Factors involved in the onset of PAH induced by Regnase-1 deficiency in alveolar macrophage were examined. IL-6 is an inflammatory cytokine that causes PAH, and is regulated by Regnase-1. Then, first, the role of IL-6 in the onset of PAH was examined, by treating the mice with MR16-1 or a control antibody (FIG. 12(b)). Blocking of IL-6 signal transmission in the CD11c-Cre⁺Zc3h12a^fl/fl mice, once a week for 5 weeks, was found to significantly suppress RVSP and Fulton coefficient (FIGS. 12(c) and 12(d)), proving that modulation of IL-6 mediated by Regnase-1 affects the onset of PAH. Histological analysis, however, demonstrated that the pulmonary artery occlusion in CD11c-Cre⁺Zc3h12a^fl/fl mice was alleviated, but was not completely healed after the MR16-1 treatment (FIG. 12(e)), suggesting that factors other than IL-6 may concurrently contribute to the pathogenesis of PAH.

(8) Effects of Administration of PDGF Receptor Inhibitor and IL-1 Receptor Inhibitor on PAH Model Mice

For the purpose of clarifying an IL-6-independent mechanism involved in the onset of PAH induced by Regnase-1 deficiency in alveolar macrophage, the present disclosers focused on IL-1 and platelet-derived growth factor (PDGF) whose mRNAs are directly regulated by Regnase-1. IL-1-mediated response is inhibited also in vivo by treatment with an IL-1 receptor inhibitor (Anakinra), and PDGF signal transmission is inhibited by imatinib, which is a tyrosine kinase inhibitor that suppresses both PDGF receptors (PDGFRs)-α and -β. The CD11c-Cre⁺Zc3h12a^fl/fl mice failed in decreasing PVSP after daily intraperitoneal administration of anakinra, but significantly decreased RVSP after daily oral administration of imatinib (FIGS. 12(f) and 12(g)). The Fulton coefficient changed in response to imatinib, but only to an insignificant degree (FIG. 12(h)). These results teach that, although IL-6 is considered to hold the key for pathogenesis of PAH, also PDGF, but not IL-1, may be involved in the onset of PAH due to Regnase-1-deficient alveolar macrophage.

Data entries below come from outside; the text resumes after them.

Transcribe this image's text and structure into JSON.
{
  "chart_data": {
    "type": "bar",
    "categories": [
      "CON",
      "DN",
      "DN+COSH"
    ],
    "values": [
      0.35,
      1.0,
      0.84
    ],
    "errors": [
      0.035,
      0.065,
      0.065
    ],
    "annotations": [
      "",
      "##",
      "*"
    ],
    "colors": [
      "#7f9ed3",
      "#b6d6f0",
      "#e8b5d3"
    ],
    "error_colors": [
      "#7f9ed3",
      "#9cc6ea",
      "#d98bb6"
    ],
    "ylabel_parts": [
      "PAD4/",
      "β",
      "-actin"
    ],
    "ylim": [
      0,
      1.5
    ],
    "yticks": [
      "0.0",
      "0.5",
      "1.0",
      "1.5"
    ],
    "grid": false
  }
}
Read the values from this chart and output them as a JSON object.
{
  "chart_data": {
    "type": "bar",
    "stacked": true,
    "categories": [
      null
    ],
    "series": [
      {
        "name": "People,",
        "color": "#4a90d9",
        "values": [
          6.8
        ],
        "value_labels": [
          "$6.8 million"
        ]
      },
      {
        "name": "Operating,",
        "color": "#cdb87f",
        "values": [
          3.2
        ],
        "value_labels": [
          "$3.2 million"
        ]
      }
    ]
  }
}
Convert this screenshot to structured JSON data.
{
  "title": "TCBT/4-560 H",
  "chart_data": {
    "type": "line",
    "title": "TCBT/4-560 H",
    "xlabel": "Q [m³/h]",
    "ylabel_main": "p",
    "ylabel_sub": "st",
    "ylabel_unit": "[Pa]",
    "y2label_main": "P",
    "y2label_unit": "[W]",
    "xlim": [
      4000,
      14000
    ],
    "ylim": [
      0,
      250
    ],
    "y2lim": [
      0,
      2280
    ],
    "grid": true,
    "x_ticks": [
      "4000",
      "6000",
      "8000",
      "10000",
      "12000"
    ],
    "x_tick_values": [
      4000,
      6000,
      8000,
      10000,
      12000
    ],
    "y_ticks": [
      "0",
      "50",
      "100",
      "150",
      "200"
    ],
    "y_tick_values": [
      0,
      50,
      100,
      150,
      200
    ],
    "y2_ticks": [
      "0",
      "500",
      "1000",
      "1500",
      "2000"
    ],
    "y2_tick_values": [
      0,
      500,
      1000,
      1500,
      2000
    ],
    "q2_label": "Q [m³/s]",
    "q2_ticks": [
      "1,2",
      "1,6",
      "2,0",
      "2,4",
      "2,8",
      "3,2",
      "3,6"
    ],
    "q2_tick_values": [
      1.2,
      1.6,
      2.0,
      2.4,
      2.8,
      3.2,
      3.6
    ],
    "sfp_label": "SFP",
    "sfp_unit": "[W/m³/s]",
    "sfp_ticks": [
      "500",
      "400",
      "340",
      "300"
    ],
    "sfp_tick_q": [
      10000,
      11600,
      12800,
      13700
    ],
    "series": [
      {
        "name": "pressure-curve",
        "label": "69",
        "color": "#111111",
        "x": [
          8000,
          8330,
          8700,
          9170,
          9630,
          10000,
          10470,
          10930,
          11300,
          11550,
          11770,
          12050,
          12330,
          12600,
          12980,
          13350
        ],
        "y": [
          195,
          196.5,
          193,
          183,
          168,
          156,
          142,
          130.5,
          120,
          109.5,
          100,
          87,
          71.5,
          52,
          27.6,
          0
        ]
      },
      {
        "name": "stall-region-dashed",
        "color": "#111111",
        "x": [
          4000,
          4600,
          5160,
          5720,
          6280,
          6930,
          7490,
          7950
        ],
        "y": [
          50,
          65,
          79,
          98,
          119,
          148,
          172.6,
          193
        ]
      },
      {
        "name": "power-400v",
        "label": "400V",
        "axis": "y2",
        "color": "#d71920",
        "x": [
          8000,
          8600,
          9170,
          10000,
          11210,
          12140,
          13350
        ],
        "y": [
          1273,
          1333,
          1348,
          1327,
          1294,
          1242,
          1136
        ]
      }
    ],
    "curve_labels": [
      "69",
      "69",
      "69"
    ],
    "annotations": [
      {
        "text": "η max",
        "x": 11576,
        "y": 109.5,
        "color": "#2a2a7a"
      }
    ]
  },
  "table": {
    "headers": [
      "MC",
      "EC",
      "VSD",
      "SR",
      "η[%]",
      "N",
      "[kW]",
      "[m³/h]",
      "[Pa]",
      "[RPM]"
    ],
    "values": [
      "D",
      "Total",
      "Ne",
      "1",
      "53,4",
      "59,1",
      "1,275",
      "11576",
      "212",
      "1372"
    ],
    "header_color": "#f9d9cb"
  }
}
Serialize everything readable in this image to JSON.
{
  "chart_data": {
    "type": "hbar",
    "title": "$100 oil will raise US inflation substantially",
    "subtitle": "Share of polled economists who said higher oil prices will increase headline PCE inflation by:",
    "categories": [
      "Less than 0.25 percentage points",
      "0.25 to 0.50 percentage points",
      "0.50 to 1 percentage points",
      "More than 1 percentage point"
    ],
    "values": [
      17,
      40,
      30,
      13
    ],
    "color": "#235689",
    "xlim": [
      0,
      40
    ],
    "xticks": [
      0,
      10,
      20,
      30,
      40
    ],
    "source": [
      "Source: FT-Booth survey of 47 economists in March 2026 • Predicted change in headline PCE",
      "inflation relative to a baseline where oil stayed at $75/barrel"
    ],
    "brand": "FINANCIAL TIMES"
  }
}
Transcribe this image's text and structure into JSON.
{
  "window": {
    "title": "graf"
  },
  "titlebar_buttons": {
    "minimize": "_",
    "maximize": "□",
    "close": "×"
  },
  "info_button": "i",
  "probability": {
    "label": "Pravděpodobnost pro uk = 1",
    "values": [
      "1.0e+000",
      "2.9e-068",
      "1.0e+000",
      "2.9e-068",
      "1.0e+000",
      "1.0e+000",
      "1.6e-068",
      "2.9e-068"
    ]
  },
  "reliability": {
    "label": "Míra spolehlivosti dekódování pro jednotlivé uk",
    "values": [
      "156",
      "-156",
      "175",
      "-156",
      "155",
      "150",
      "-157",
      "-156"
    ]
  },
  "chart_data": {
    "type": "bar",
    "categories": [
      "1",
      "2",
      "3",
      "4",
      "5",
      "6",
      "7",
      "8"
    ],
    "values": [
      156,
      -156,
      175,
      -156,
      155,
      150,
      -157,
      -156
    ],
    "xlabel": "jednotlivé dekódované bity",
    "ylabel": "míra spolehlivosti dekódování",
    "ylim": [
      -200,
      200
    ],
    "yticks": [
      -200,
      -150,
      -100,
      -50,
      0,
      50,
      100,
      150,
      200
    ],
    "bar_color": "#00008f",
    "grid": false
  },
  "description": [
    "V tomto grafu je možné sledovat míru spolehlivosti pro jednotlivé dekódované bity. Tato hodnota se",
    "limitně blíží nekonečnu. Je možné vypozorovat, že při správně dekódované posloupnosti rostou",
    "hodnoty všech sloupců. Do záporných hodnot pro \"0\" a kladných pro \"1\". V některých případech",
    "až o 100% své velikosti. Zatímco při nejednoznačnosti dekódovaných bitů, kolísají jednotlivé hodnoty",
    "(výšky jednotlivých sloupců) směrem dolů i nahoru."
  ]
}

2-3. Suppression of Clinical Condition of PAH with Use of Morpholino Oligo (MO) that Suppresses Decomposition of Mouse Regnase-1

In the mice with administration of Regnase-1 morpholino oligo (Reg1MO) that suppresses decomposition of mouse Regnase-1, RVSP and the Fulton coefficient under hypoxia load were found to significantly increase, as compared with those in the mice with administration of the control oligo (FIGS. 13(b) and (c)). In the mice with administration of Reg1MO, also the degree of medial wall thickening in the pulmonary blood vessel was found to be significantly suppressed, as compared with the case where the control oligo was administered (FIGS. 13(d) and (e)). The results clarified that Regnase-1 mRNA may be suppressed from decomposing, through decomposition of the stem-loop structure in the 3′UTR of Regnase-1 mRNA, thereby successfully suppressing clinical condition of PAH.